To learn more about Szymanowska's music I recommend the purchase of her Complete Piano Works, issued by Acte Prealable in Poland this spring, and recorded on three CDs by Slawomir Dobrzanski (AB 181-83). This is a "must-have" set and hopefully some of these recordings will become available for download individually, starting from Szymanowska's greatest hit - her Nocturne "Le Murmure" which was used by Adam Mickiewicz as an accompaniment to poetic improvisations back in her salon in St. Petersburg. There are no excerpts from the CD set available online, but her two Nocturnes have been posted:
- Maria Szymanowska - Nocturne in B-flat Major
- Maria Szymanowska - Nocturne in B-flat Major, played by Anna Briscoe
The picture on Dobrzanski's CD is the same as the one towering above the performers in the auditorium: Szymanowska styled as a Roman Goddess and placed at a piano, with a putto handing her the book of music, to indicate angelic inspiration, in a exquisite evening gown and elegant interior, with a window pointing at the smoking peak of Vesuvius. Walenty Wankowicz painted Szymanowska in Naples, where she played for the Russian Ambassador on January 19, 1825 and socialized with Princess Natalia Golitzin, one of her closes friends and supporters.

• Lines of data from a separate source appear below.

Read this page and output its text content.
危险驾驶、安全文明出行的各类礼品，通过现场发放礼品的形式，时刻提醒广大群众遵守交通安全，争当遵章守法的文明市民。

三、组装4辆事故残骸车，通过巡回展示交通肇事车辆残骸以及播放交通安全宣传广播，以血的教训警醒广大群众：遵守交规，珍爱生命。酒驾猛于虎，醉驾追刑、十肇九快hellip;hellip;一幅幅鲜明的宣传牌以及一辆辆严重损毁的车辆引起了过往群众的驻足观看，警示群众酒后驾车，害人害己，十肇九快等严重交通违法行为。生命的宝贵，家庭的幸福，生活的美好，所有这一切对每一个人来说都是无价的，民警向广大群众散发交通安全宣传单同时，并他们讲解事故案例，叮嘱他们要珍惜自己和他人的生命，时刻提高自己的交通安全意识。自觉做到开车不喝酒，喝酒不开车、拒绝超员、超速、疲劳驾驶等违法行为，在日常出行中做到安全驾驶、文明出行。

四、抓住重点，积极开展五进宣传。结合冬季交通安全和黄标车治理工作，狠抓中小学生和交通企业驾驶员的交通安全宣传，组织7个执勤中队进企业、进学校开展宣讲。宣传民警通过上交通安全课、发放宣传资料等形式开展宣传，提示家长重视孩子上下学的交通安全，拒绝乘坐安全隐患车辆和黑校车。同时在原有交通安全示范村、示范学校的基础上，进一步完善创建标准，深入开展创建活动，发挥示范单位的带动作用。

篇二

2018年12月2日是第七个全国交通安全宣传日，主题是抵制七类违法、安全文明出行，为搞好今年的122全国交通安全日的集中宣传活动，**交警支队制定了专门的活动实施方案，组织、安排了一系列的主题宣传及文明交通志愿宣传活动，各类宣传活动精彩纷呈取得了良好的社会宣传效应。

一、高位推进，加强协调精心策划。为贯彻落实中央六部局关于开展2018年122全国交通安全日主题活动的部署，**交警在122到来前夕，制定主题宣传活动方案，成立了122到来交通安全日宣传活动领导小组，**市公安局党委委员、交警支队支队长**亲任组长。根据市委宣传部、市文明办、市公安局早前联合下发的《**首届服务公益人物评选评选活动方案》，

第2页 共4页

Maja Trochimczyk with poet and artist Kathabela Wilson |
Pictures were taken by Maria Kubal and Kathabela Wilson, poet, musician, and artist. The audience included also Prof. Roman Koropeckyj of UCLA, a noted specialist in Mickiewicz, Dr. Mira Mataric, Serbian-American poet and translator, and Susan Dobay, Hungarian-American artist. extraordinaire. Barri Mogilewsky (married to a Polish-American, hence the name), represented the Bowers Museum and coordinated the afternoon, whereas Andrew Z. Dowen, President of the Modjeska Club, represented the Club and coordinated the reception.